Exploring Semi-Supervised Learning for Predicting Listener Backchannels
This work offers an incremental improvement in data annotation efficiency for researchers developing conversational agents, specifically for backchannel prediction.
This paper addresses the bottleneck of manual annotation for listener backchannel prediction in conversational agents by proposing a semi-supervised learning approach. The method achieved 95% of the performance of models trained on manually-annotated data, and a user study found that almost 60% of participants perceived the semi-supervised model's backchannel responses as more natural.

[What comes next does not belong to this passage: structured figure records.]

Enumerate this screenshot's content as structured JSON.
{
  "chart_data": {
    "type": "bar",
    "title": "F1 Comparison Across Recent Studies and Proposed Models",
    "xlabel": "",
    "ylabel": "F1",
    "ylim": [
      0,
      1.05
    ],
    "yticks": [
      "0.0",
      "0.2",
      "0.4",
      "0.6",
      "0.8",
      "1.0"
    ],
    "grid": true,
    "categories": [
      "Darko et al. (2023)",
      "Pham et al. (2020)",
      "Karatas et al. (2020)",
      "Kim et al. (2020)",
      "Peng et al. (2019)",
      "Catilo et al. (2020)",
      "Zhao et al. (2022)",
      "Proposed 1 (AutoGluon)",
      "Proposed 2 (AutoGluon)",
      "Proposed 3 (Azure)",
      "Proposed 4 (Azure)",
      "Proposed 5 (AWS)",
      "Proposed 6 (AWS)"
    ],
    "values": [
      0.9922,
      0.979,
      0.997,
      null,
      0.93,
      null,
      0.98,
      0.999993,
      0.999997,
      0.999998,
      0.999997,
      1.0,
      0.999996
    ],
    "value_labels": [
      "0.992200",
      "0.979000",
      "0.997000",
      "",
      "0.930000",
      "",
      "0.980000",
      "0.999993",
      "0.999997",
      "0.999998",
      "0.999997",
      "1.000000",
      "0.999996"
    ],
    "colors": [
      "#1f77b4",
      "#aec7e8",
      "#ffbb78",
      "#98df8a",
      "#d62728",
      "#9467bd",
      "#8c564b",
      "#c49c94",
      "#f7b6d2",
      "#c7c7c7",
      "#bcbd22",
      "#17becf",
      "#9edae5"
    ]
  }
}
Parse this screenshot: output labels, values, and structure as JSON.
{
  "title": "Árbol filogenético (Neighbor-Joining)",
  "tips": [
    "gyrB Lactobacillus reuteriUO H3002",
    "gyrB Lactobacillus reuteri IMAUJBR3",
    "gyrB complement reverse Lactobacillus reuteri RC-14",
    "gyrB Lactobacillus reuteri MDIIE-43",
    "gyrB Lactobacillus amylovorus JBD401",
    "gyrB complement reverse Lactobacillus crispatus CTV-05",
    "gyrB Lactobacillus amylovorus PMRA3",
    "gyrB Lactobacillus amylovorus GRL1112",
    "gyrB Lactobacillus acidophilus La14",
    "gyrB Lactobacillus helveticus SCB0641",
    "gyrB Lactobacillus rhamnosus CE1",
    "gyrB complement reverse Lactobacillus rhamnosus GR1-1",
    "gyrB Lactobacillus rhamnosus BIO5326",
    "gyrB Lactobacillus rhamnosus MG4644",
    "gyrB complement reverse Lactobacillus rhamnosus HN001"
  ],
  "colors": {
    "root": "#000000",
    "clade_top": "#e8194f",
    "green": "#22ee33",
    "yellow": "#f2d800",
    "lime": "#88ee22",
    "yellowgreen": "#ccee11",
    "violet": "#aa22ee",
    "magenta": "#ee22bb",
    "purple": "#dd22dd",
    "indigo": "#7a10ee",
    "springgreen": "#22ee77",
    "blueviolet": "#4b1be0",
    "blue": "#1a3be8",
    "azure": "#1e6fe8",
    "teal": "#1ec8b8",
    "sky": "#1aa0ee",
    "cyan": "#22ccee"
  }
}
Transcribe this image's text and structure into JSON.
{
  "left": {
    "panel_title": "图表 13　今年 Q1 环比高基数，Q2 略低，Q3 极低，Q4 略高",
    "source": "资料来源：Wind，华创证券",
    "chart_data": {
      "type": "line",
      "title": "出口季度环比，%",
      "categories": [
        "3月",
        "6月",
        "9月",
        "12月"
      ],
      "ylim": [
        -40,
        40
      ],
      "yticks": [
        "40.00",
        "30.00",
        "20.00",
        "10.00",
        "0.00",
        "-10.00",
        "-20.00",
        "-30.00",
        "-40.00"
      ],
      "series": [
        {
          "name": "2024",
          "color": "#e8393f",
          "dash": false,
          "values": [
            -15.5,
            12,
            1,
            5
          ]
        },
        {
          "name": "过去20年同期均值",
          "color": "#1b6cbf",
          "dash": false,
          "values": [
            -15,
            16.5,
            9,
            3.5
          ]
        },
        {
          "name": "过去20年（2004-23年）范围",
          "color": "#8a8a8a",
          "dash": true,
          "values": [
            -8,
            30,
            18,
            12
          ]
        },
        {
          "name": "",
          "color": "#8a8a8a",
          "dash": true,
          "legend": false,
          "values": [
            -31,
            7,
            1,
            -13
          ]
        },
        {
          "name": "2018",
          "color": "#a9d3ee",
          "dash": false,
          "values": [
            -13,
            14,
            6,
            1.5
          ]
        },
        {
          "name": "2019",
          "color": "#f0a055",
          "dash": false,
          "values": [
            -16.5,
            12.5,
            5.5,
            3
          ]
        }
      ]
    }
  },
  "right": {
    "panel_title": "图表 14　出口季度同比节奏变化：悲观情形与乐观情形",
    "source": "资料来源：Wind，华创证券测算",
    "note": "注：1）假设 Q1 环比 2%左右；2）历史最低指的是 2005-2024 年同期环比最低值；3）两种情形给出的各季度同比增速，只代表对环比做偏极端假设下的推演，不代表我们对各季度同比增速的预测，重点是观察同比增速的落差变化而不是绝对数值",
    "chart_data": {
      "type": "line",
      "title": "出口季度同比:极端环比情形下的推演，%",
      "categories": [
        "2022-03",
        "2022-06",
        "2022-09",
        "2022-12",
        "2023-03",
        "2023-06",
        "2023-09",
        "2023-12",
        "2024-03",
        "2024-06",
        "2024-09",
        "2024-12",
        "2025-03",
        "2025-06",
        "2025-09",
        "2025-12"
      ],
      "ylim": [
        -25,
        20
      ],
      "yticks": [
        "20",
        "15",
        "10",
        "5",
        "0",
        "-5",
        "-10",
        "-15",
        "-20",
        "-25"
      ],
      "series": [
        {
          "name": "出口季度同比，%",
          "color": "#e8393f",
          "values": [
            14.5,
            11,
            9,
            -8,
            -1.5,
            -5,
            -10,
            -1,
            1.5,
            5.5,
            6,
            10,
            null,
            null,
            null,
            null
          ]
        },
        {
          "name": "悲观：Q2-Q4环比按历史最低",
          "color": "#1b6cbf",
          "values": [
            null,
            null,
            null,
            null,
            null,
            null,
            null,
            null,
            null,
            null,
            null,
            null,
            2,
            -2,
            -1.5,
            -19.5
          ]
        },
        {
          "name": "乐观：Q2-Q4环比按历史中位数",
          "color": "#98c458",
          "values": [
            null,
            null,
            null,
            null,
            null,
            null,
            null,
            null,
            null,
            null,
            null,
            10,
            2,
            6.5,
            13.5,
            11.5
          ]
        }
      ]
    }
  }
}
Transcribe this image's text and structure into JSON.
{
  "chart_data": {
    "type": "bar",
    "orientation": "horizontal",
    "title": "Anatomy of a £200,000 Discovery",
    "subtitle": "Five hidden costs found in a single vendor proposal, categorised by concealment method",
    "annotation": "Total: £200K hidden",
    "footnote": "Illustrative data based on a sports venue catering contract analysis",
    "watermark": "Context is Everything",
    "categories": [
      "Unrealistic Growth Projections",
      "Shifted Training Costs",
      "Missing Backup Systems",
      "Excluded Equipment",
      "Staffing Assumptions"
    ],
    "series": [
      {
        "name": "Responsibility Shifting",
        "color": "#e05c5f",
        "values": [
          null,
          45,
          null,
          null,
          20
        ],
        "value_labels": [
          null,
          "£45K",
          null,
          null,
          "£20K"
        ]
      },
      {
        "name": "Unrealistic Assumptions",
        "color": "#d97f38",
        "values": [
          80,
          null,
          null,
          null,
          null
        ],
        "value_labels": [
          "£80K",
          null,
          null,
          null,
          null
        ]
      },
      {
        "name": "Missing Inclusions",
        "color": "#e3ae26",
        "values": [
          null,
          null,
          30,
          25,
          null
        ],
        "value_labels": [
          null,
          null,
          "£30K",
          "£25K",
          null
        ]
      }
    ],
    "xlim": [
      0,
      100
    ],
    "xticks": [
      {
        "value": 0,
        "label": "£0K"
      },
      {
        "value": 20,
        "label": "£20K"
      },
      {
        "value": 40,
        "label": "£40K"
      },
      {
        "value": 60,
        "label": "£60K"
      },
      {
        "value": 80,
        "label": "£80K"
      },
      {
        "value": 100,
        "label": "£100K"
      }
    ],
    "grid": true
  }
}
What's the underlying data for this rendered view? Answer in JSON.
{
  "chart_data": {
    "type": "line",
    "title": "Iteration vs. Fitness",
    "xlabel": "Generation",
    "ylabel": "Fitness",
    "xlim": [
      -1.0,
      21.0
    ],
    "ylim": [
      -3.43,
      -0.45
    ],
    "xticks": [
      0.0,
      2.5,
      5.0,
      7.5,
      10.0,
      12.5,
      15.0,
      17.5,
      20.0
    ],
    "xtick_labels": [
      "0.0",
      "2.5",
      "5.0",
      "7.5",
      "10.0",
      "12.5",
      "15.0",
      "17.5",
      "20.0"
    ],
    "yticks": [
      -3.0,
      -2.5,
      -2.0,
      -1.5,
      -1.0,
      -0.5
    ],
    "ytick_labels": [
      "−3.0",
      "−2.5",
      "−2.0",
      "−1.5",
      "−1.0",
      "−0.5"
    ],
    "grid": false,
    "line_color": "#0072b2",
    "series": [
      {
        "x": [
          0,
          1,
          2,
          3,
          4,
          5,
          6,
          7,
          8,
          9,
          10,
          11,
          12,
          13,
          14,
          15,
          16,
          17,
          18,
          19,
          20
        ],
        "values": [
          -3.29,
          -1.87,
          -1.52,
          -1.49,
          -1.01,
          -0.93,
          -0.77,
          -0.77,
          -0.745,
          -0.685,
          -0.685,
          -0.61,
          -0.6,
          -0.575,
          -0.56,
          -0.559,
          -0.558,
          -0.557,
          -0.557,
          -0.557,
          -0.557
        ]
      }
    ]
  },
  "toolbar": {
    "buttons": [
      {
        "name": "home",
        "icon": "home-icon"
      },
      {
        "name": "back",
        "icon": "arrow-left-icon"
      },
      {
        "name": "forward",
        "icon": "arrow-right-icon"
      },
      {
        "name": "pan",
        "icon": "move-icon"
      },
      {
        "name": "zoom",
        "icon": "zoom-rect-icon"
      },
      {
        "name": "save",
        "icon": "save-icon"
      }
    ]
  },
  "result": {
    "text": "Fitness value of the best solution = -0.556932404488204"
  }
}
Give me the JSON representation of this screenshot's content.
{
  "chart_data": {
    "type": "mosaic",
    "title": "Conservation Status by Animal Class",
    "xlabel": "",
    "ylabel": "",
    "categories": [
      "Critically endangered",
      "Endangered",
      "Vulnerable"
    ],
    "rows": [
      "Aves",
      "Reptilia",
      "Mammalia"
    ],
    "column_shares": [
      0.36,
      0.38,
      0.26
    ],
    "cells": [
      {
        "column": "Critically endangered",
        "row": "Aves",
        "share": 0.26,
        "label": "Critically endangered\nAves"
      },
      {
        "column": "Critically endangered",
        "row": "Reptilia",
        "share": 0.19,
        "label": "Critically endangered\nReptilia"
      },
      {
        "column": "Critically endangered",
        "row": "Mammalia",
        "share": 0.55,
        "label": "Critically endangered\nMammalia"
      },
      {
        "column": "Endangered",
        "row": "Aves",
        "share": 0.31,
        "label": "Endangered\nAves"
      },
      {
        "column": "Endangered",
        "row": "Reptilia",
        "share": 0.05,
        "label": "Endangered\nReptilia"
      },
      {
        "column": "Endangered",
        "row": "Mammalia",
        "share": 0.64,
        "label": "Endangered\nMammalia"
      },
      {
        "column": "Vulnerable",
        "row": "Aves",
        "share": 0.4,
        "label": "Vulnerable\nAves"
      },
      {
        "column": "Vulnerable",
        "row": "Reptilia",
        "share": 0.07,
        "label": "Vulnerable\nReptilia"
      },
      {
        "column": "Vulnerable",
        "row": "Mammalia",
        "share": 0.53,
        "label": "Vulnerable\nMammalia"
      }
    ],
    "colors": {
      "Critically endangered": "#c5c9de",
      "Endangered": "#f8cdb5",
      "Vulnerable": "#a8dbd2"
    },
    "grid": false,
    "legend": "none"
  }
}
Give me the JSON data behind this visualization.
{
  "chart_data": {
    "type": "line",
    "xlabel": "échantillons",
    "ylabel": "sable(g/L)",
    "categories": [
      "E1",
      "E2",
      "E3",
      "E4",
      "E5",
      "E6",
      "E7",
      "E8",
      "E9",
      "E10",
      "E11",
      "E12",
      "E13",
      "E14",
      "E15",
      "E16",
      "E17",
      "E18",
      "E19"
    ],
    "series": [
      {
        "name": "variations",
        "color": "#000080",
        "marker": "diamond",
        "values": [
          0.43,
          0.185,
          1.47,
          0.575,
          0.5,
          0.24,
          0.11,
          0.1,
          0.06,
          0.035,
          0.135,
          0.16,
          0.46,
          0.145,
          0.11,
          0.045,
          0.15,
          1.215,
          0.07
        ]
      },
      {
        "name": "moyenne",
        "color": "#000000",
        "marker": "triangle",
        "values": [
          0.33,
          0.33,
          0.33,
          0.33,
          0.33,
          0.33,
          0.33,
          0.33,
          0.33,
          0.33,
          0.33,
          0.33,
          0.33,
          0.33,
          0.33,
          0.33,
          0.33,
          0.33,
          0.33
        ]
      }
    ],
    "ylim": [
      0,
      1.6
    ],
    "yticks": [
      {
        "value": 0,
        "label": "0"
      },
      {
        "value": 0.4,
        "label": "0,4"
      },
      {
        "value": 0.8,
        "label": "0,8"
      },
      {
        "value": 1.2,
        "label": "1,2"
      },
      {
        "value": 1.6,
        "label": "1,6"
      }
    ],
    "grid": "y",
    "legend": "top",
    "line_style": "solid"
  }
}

Developing human-like conversational agents is a prime area in HCI research and subsumes many tasks. Predicting listener backchannels is one such actively-researched task. While many studies have used different approaches for backchannel prediction, they all have depended on manual annotations for a large dataset. This is a bottleneck impacting the scalability of development. To this end, we propose using semi-supervised techniques to automate the process of identifying backchannels, thereby easing the annotation process. To analyze our identification module's feasibility, we compared the backchannel prediction models trained on (a) manually-annotated and (b) semi-supervised labels. Quantitative analysis revealed that the proposed semi-supervised approach could attain 95% of the former's performance. Our user-study findings revealed that almost 60% of the participants found the backchannel responses predicted by the proposed model more natural. Finally, we also analyzed the impact of personality on the type of backchannel signals and validated our findings in the user-study.